この王都アンコール・トムの中心には,日本政府が長年にわたり修復工事を進めるバイヨン寺院が位置する。アンコール建築史上の到達点であり,かつ特異点でもあるこの寺院において解明すべき謎は枚挙に暇がないが,中でも中央塔の基礎構造の解明は,古代の工学技術とその思想的背景を考える上で重要なカギを握っている。ボーリング調査によって基礎構造の一端が明らかになりつつあるが,私達から見れば「砂上の楼閣」ともいうべき基礎構造が800年にもわたり高さ40m以上の石積みの塔を支えてきたことを理解しなくてはならない。これが「私的」七不思議のその五である。古代の科学は現代科学と相剋するが,謙虚に見直すべく対象でもある。

 アンコール遺跡群と,話の起点であったプレア・カーンとは,ほとんど同緯度上に位置する。「王道」と呼ばれた幹線道路で結ばれたこれら両都市間には古代の採石場が残され,さらなる研究が待たれている。第六の不思議はアンコール建築の採石・加工・建設技術の解明にある。建造技法や施工体制に関する研究は建築史における重要な一側面であり,建築史の歴史学としての意味を考えるならば,建築生産にまつわる社会的背景の追求には重要な意義がある。

 こうして,プレア・カーンに端を発した長大な計画線は,一巡りして戻ってきた。神の視座からでしか全体を把握しえない巨大なこの幾何学図形を,なぜ,どのようにしてかつての治世者は表現したのだろうか。

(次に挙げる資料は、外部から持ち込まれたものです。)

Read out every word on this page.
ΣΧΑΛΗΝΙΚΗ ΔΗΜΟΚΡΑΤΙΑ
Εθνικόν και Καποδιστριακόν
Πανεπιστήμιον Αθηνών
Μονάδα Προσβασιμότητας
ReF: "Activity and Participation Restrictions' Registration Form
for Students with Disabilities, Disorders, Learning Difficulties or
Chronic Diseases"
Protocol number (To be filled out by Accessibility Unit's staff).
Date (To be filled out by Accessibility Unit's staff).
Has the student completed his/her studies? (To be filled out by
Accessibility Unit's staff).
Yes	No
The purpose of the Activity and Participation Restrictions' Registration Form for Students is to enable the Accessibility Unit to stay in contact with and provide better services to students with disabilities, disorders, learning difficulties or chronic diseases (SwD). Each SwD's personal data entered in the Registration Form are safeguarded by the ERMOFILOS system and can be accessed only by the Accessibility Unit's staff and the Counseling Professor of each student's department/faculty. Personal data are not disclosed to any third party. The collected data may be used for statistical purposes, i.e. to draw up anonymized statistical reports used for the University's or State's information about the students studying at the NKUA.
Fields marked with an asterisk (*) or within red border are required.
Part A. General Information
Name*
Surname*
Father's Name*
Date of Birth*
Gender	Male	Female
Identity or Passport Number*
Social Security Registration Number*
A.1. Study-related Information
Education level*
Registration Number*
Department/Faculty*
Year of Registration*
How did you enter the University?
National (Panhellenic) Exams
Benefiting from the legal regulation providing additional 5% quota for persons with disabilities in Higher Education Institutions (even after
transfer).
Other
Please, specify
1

「私的」七不思議の第一の謎の全体像である。

残された最後の不思議は,古代アンコール帝国がいかにして生じたのか,そのビッグバンの解明である。近年,アンコール帝国の崩壊の理由を解明すべく多くの研究が走っている。比較的に安定した時代が続く現代において,文明崩壊への傾斜は歴史に学ぶべき切実な関心事である。しかし,あえて文明の崩壊よりもその生成の過程に光をあてた研究に取り組みたい。アンコール帝国の造形芸術はインド亜大陸からの多大な影響を受けたが,在地の要素との複雑な反応のもとに独自の地域性が育まれたことも確かである。同様の反応は周辺各国でも生じた。これらの探求を,カンボジアを始めとする東南アジアの若手研究者の育成や,遺跡の保存修復,そして日本人学生の文化交流を通じて取り組むことで,『私的』なエゴを越えられたらと思う。